Byrd was selected by the Houston Texans in the seventh round (238th overall) of the 2024 NFL draft. He was waived on August 27, 2024, and re-signed to the practice squad. Byrd signed a reserve/future contract with Houston on January 21, 2025.

On August 26, 2025, Byrd was waived by the Texans as part of final roster cuts, and re-signed to the practice squad. On December 3, he was signed to the active roster. Byrd was waived on December 29 and re-signed to the practice squad. On January 20, 2026, he signed a reserve/futures contract with Houston.

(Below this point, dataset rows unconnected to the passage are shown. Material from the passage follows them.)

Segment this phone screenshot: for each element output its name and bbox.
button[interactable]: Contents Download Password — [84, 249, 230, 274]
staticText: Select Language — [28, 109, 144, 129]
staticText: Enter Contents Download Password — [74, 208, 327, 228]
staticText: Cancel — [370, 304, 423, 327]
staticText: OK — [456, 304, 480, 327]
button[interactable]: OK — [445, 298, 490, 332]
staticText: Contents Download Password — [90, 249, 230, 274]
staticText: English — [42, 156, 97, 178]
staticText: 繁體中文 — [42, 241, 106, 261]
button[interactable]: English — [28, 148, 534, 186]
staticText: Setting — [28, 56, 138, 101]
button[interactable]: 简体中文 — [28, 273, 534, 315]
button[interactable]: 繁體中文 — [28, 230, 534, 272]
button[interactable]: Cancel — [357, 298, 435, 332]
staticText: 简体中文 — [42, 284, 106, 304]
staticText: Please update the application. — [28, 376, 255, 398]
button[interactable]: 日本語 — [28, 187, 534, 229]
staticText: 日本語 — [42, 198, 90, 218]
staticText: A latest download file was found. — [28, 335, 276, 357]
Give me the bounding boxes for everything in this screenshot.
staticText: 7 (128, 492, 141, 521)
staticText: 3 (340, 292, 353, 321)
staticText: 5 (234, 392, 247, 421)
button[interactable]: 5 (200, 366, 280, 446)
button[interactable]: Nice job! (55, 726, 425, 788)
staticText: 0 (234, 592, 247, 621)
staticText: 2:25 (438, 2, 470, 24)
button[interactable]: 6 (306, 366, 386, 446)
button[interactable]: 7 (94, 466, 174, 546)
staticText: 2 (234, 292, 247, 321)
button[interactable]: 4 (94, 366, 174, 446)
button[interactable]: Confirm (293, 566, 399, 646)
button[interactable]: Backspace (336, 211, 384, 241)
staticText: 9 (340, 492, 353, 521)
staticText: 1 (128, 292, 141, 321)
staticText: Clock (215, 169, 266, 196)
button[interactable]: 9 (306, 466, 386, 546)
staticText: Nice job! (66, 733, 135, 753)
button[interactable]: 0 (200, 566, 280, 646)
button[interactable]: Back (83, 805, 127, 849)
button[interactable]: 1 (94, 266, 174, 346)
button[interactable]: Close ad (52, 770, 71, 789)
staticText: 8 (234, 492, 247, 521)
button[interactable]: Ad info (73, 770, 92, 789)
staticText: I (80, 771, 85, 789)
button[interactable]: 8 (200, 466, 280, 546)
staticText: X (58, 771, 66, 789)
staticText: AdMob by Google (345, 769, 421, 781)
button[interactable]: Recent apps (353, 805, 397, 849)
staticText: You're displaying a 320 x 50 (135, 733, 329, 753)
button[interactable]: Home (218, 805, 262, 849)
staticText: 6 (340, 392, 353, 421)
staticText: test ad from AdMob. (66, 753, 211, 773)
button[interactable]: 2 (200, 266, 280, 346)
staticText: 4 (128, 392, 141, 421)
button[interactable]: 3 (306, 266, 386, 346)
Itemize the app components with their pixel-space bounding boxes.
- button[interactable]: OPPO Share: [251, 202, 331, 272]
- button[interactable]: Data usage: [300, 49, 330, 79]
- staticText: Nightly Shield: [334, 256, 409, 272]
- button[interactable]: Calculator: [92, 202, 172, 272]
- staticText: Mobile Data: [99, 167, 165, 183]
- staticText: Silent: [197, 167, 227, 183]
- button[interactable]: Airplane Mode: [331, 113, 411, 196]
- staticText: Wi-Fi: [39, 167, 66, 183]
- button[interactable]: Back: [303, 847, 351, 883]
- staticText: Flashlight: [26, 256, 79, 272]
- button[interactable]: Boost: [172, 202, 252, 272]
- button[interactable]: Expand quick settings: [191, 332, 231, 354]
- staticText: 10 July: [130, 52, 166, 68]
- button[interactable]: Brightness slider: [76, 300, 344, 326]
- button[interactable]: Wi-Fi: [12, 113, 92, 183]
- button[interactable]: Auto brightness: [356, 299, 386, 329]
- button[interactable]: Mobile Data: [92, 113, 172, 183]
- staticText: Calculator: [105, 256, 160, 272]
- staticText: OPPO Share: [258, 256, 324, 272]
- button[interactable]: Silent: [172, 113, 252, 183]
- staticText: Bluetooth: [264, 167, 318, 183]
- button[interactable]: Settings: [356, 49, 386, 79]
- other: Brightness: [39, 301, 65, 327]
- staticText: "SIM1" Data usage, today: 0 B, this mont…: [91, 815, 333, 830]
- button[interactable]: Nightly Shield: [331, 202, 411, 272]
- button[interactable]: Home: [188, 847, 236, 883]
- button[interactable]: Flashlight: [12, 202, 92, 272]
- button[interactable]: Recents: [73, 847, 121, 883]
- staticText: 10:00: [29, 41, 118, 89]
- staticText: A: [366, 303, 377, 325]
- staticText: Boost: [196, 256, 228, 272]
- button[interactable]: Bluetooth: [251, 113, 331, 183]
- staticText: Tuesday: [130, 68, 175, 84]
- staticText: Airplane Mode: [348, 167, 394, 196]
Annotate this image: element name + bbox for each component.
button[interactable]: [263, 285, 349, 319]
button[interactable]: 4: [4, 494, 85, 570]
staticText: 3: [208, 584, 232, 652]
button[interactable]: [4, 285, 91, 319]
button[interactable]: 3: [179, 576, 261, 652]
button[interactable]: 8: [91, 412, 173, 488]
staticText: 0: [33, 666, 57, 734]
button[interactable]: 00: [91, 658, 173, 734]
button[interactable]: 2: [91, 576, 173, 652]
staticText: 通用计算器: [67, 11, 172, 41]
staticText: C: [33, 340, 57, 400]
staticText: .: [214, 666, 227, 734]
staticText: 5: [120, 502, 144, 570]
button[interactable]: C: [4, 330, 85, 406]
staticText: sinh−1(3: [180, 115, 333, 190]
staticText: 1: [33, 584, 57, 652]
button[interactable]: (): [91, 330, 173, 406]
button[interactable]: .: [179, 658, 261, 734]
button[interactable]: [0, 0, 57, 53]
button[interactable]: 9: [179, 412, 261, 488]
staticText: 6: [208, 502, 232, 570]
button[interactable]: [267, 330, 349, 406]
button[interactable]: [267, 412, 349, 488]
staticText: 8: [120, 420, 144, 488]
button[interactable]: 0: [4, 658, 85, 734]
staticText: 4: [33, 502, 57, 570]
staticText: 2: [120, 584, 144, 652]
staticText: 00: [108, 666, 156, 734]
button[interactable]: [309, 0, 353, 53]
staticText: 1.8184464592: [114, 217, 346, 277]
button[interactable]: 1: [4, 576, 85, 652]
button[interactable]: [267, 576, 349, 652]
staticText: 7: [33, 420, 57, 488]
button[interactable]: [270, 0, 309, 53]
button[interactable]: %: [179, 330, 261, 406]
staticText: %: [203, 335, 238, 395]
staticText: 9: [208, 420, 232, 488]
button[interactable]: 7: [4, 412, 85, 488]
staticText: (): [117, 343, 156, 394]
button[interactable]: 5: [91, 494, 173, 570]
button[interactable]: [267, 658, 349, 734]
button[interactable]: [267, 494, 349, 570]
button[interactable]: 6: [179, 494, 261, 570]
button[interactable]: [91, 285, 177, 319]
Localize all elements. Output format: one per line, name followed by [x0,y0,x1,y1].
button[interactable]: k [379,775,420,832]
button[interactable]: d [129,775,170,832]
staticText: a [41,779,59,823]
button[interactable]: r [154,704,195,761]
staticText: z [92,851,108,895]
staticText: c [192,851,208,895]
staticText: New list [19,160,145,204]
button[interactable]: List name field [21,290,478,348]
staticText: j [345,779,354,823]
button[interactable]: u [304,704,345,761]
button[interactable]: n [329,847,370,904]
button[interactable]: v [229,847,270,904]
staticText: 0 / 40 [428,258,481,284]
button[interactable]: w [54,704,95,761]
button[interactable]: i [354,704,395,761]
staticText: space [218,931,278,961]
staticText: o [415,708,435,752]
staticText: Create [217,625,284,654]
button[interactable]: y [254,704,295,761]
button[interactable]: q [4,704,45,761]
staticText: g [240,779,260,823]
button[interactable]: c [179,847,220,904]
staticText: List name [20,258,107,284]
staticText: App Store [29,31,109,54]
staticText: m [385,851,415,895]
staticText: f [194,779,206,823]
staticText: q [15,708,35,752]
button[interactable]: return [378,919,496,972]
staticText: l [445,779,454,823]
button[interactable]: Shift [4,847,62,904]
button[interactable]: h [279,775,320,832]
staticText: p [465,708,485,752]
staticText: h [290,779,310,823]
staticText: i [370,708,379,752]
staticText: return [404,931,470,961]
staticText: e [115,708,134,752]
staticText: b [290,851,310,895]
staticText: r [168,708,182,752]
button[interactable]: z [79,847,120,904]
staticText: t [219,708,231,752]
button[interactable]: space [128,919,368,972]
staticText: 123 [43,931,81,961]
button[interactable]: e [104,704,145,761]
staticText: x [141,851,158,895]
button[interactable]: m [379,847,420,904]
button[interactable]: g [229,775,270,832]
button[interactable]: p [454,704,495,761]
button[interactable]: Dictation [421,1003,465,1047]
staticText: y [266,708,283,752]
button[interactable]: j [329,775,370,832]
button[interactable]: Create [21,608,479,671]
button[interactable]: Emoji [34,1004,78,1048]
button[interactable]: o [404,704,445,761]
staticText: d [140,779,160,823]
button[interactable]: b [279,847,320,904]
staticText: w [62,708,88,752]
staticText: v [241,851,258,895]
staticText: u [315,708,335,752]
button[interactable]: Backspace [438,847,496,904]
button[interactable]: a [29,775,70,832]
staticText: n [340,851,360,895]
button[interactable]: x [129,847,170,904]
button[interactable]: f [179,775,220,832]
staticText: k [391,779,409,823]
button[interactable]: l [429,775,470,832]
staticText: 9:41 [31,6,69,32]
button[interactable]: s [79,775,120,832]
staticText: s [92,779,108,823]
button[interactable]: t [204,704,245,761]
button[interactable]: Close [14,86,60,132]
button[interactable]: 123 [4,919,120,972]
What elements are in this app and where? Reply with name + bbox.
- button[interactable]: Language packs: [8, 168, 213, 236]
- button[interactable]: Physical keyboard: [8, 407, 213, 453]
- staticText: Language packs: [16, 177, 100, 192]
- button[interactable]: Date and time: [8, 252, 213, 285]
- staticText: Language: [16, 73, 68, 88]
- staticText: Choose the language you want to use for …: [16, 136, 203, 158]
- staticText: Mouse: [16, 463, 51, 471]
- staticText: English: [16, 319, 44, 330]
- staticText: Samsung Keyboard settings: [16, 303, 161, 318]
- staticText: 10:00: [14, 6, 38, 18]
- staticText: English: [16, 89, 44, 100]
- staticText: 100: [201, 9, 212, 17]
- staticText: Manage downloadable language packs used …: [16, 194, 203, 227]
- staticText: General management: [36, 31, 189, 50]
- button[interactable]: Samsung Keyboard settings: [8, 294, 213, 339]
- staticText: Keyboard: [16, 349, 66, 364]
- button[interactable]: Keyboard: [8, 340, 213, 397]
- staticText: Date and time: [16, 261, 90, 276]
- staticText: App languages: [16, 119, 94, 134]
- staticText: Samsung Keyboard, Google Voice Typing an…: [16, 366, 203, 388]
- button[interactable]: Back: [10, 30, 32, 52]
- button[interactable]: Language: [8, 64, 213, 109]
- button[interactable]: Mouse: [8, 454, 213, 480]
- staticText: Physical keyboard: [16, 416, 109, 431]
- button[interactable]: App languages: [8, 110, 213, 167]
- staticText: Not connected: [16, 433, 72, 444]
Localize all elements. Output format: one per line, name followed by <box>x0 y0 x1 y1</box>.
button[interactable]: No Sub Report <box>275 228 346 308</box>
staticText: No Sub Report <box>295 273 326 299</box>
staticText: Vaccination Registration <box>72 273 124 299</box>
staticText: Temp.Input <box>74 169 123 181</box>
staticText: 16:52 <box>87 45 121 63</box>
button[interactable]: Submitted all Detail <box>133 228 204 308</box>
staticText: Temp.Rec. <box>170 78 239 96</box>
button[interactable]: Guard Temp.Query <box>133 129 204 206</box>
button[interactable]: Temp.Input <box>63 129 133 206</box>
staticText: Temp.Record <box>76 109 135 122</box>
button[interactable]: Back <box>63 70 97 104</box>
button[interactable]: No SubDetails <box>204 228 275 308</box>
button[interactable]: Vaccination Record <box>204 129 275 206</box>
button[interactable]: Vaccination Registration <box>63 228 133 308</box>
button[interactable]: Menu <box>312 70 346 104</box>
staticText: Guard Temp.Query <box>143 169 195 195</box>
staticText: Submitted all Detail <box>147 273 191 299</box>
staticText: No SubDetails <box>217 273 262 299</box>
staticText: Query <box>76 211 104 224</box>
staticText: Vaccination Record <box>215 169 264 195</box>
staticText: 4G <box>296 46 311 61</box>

On August 30, 2026, Byrd was waived/injured by the Texans.

Pre-draft measurables
| Height | Weight | Arm length | Hand span | Wingspan | 40-yard dash | 10-yard split | 20-yard split | 20-yard shuttle | Three-cone drill | Vertical jump | Broad jump | Bench press |
| 6 ft 2+7⁄8 in (1.90 m) | 255 lb (116 kg) | 33+5⁄8 in (0.85 m) | 9+3⁄4 in (0.25 m) | 6 ft 7+7⁄8 in (2.03 m) | 5.01 s | 1.84 s | 2.97 s | 4.59 s | 7.45 s | 32.0 in (0.81 m) | 9 ft 6 in (2.90 m) | 18 reps |
All values from NFL Combine/Pro Day

==Personal life==
Byrd's uncle, Manfred Moore, played in the NFL from 1974 to 1976, and won Super Bowl XI with the Oakland Raiders. Another uncle, Malcolm Moore played in three games for the Los Angeles Rams during the 1987 NFL season.